Virtual currencies – yes or no?
You already know how cryptocurrencies work. Now the last question remains. Is such an investment worth it? There are different opinions about virtual currency. Her supporters say she has a promising future. Not only because everything around is subject to digitization today. But also because the rate has increased significantly since its inception. In addition, it is a currency that is not tied to one specific country and can thus be used all over the world. Therefore, cryptocurrencies are often used for cross-border transfers.

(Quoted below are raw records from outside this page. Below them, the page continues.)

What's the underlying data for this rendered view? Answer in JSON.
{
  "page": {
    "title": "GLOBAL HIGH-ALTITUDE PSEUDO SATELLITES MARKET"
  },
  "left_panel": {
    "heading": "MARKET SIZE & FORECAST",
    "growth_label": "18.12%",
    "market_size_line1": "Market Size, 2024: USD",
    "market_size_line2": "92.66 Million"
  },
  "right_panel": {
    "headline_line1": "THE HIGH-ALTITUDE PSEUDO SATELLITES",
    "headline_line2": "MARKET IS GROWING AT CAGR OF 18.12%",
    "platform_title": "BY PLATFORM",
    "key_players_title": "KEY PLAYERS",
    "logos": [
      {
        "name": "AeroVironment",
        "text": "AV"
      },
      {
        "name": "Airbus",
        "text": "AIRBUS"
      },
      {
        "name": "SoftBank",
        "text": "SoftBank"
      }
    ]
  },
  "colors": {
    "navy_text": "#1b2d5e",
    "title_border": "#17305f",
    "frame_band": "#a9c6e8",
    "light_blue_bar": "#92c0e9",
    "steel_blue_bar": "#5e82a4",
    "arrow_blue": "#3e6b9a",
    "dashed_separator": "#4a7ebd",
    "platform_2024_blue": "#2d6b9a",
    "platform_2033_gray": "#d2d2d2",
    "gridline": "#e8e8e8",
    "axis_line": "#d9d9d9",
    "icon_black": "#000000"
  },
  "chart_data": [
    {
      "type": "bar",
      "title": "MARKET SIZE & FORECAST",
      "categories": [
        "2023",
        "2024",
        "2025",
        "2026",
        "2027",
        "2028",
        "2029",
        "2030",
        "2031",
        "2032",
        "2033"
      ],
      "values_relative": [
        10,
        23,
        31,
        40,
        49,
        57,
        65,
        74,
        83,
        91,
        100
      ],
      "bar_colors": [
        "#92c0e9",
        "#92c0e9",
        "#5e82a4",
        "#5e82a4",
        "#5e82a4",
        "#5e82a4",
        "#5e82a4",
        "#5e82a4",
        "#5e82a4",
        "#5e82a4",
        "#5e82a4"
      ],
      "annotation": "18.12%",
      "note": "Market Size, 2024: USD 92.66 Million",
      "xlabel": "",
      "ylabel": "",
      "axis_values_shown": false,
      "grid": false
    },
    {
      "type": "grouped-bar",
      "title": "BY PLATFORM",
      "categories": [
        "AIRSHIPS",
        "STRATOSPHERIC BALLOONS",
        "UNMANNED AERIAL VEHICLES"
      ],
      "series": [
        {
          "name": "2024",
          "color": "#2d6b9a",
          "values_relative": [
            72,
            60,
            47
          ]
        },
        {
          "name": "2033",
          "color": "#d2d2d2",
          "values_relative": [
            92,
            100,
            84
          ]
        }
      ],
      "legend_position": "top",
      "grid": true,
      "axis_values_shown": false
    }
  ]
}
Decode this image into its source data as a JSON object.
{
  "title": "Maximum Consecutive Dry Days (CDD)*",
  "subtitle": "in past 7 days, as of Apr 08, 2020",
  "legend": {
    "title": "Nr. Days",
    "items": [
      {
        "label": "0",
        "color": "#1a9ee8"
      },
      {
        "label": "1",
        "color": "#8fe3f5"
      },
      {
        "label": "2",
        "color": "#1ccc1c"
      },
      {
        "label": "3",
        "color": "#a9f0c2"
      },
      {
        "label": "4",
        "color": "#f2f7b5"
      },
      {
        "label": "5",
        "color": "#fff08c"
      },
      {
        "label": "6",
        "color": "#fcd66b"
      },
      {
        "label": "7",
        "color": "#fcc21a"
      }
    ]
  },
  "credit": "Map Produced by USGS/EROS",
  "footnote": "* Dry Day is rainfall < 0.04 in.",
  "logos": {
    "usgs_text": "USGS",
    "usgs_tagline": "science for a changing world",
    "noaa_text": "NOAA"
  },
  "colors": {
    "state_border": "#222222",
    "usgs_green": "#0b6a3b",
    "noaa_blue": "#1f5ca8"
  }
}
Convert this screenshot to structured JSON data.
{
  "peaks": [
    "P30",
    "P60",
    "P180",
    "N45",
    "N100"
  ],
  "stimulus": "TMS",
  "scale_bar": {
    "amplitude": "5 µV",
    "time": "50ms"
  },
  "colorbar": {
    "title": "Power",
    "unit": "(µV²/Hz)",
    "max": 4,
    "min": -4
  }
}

Did you know that some services even now accept payment in Bitcoin? Some of its supporters therefore believe that sooner or later cryptocurrency will become a common payment. Cryptocurrency has greatly simplified payments between two parties. Since it is a decentralized currency, there is no need for a third party. If we imagine our money in a bank account, the role of this third party is fulfilled by the bank. We don’t need this with virtual currency. This means much faster transfer of this currency from one account to another.
Its opponents, on the other hand, claim that investing in cryptocurrencies is very risky given that it is a digital currency. Moreover, they show that cryptocurrency trading is decentralized. Their transactions are thus not subject to sufficient regulation. In addition, they show that, like trading other assets, investing in cryptocurrencies also carries risk. During their existence, they experienced rapid growth, but also rapid decline.